The Dango’s eyes bugged out, and then he chuckled, as if concealing his shock. “To relieve frustration levels, of course.”

The Ichiban sat tight-lipped. It looked like somebody had copied a Parcheesi
board, and then written in some of the principles of language acquisition, by way of
the Kama Sutra. At the bottom of the Slop Matrix Diagram were a series of yellow
tables called The Defining Rectal Metrics, which then weaved their way throughout
the Slop Matrix Diagram like angry snakes.

“Be cognizant of frustration levels,” the Dango said, pointing at a spot in the
Slop Matrix Diagram the Ichiban figured would be the fat man’s colon area.
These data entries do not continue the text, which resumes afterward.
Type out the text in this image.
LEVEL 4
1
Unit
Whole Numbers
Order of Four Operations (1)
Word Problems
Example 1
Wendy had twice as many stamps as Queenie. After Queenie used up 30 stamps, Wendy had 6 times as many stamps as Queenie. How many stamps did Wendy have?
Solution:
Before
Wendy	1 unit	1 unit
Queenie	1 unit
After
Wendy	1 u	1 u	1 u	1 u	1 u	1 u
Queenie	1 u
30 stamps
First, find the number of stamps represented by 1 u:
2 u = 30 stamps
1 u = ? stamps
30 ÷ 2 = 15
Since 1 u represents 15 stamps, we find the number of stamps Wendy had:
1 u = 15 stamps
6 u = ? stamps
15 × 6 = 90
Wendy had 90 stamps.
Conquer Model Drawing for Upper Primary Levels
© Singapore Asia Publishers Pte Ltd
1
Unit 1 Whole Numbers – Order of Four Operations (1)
“I see.” The Ichiban tried to nod agreeably, but all this SLOP methodology was
a lot to take in.

“Recognize and reward.”

So this was what they referred to as ‘customer care’ in Japan? It seemed so
cultish, like the Ichiban had just been recruited into some lewd Scientology of English
conversation schools.

“Sit, Listen, Observe, Practice.”

“I see.”

The Dango opened the door. The training had finished.
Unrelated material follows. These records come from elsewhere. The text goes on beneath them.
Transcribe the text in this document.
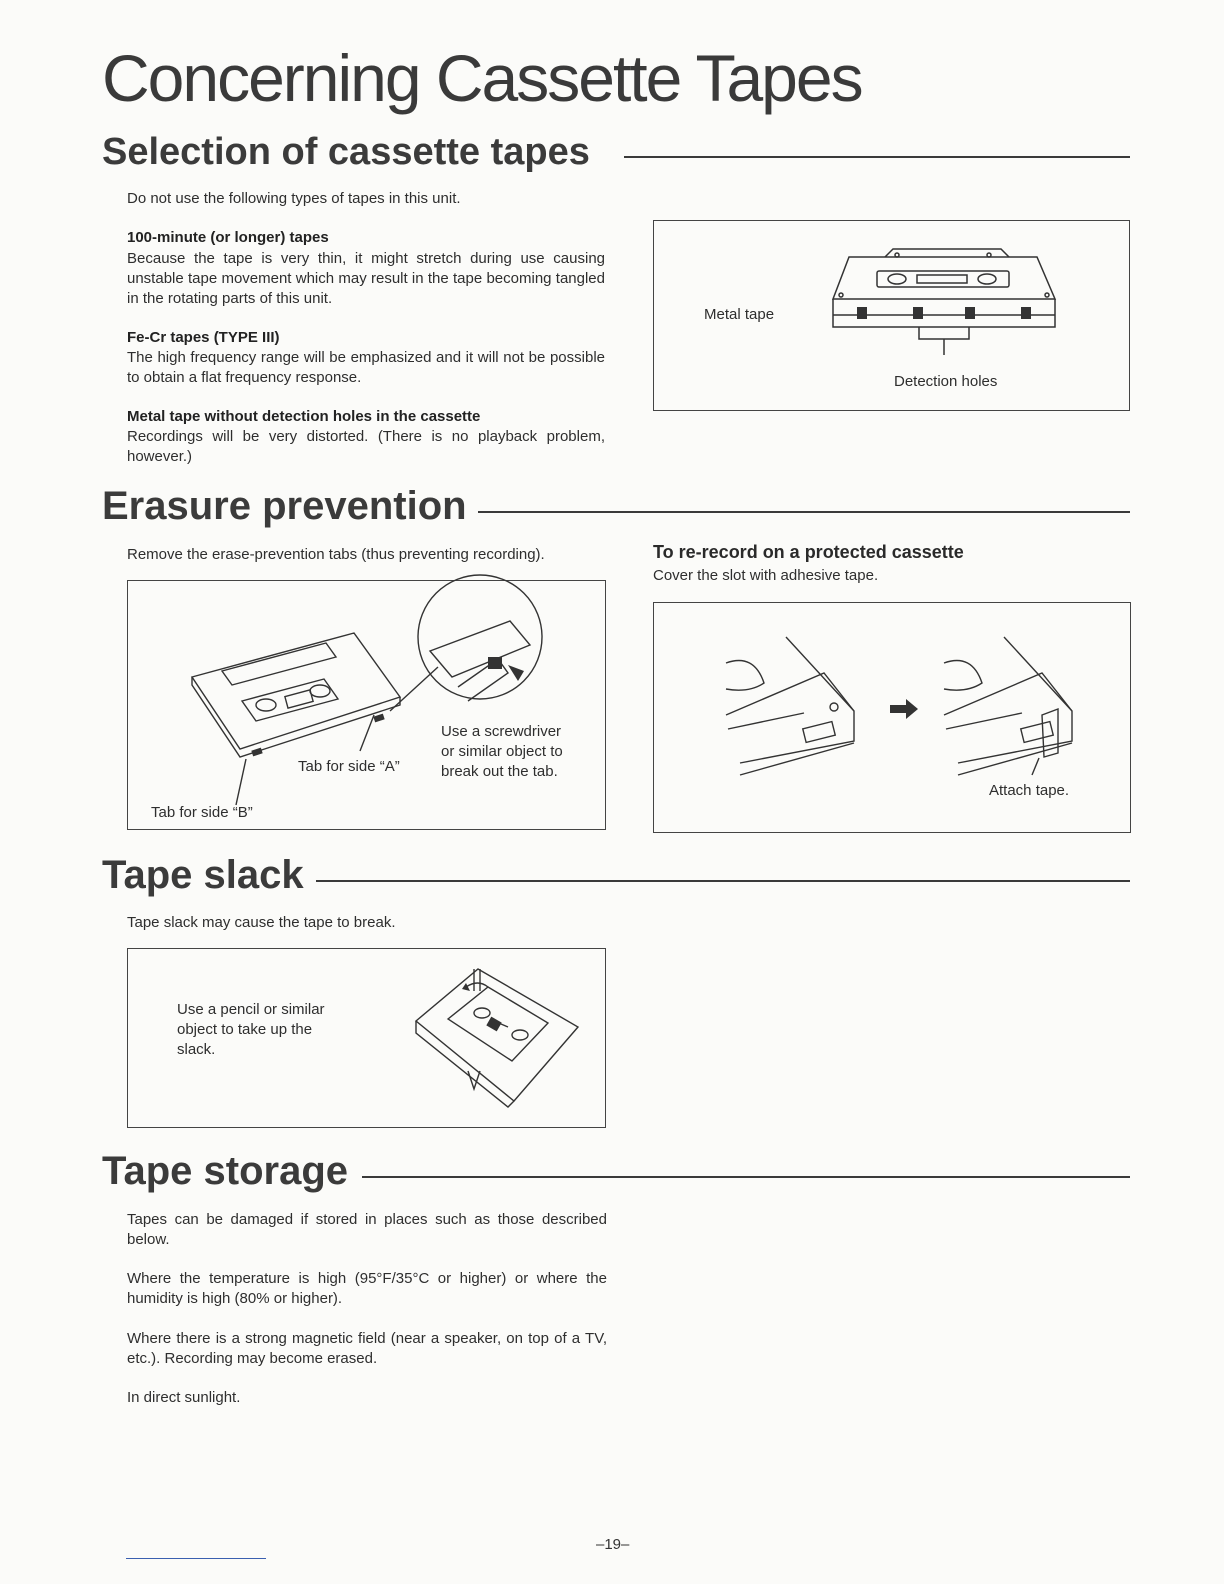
Concerning Cassette Tapes
Selection of cassette tapes
Do not use the following types of tapes in this unit.
100-minute (or longer) tapes
Because the tape is very thin, it might stretch during use causing unstable tape movement which may result in the tape becoming tangled in the rotating parts of this unit.
Fe-Cr tapes (TYPE III)
The high frequency range will be emphasized and it will not be possible to obtain a flat frequency response.
Metal tape without detection holes in the cassette
Recordings will be very distorted. (There is no playback problem, however.)
Metal tape
Detection holes
Erasure prevention
Remove the erase-prevention tabs (thus preventing recording).
Tab for side “A”
Tab for side “B”
Use a screwdriver
or similar object to
break out the tab.
To re-record on a protected cassette
Cover the slot with adhesive tape.
Attach tape.
Tape slack
Tape slack may cause the tape to break.
Use a pencil or similar
object to take up the
slack.
Tape storage
Tapes can be damaged if stored in places such as those described below.
Where the temperature is high (95°F/35°C or higher) or where the humidity is high (80% or higher).
Where there is a strong magnetic field (near a speaker, on top of a TV, etc.). Recording may become erased.
In direct sunlight.
–19–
The Ichiban could see Titty at her reception desk a few feet over, selling the
school to a prospective student, a young man who stared silently at the school’s little
brochure, as if afraid to raise his eyes. For some reason, Titty used this annoyingly
high-pitched sales voice—a staccato-like siren wail that sounded like a five-year-old
gone berserk.

“Just internalize the approach,” the Dango said again, his parting advice, as if
that would help, “Sit, Listen, Observe, Practice.”

The Ichiban nodded.

“Intercourse through SLOP!”

The Ichiban made a big show of gathering up his training manual and treating it
with great reverence, while thinking: Intercourse through SLOP, but which SLOP—
the picture cards? the Wh-questions? The pointing? The snakey thing that went up the
man’s butt? He was overflowing with the intricacies of language teaching
methodology, and he resolved to never-EVER do anymore one-day intensive
trainings.

He stood there at Titty’s desk, unsure of what to do next. The school exuded—
to him, anyway—the unmistakable suggestion of lewd shenanigans; the place reeked
of repression, of squashed sexual needs—of another dimension with kinky almostsex,
like everyone in the school bubbled over with rampant testosterone, yet with no
understanding of what to do with it.

“You have successfully internalized S.L.O.P. methodology,” the teal Dango
announced.

For the Ichiban, despite his misgivings, it was kind of a profound moment. Titty
turned from her prospective student and jumped up, clapping and bowing forward in
her epileptic epiphany, squeezing her arms against her sides, bleating like a sheep,
“Owwww!”, her wayward tooth poking out at a near ninety-degree angle like it had
its own plans.

To the Ichiban, it was a little like being knighted—he couldn’t feel the change,
exactly, but he trusted it. Sort of.

He had become a real English teacher. Kind of.

He was good to go. Maybe.

He should be excited, but instead, as they waved at him from the doorway, he
left Slop Bucket with genuine qualms. His first lesson was the next day, and the
Ichiban remained clueless as to how to teach English.

The Dango and Titty knew the neighborhood, and they pointed in the direction
of his new home (home, of course, being Happy House), the Dango cocking his
fingers like a gun and shouting, “Intercourse Through SLOP!” before pretending to
shoot the Ichiban. And the blue Slop Bucket sign had lit up, the neon glowing like a
gentle aura.

He started along the road, one with the little circles etched into the cement,
unaware of his own gentle aura that newcomers possess; an aura that seeped into the
twilight air of Japan, and that would leach into the walls of the little inn called Happy
House; an aura that said:

“I am new. I am safe. I am delicious!”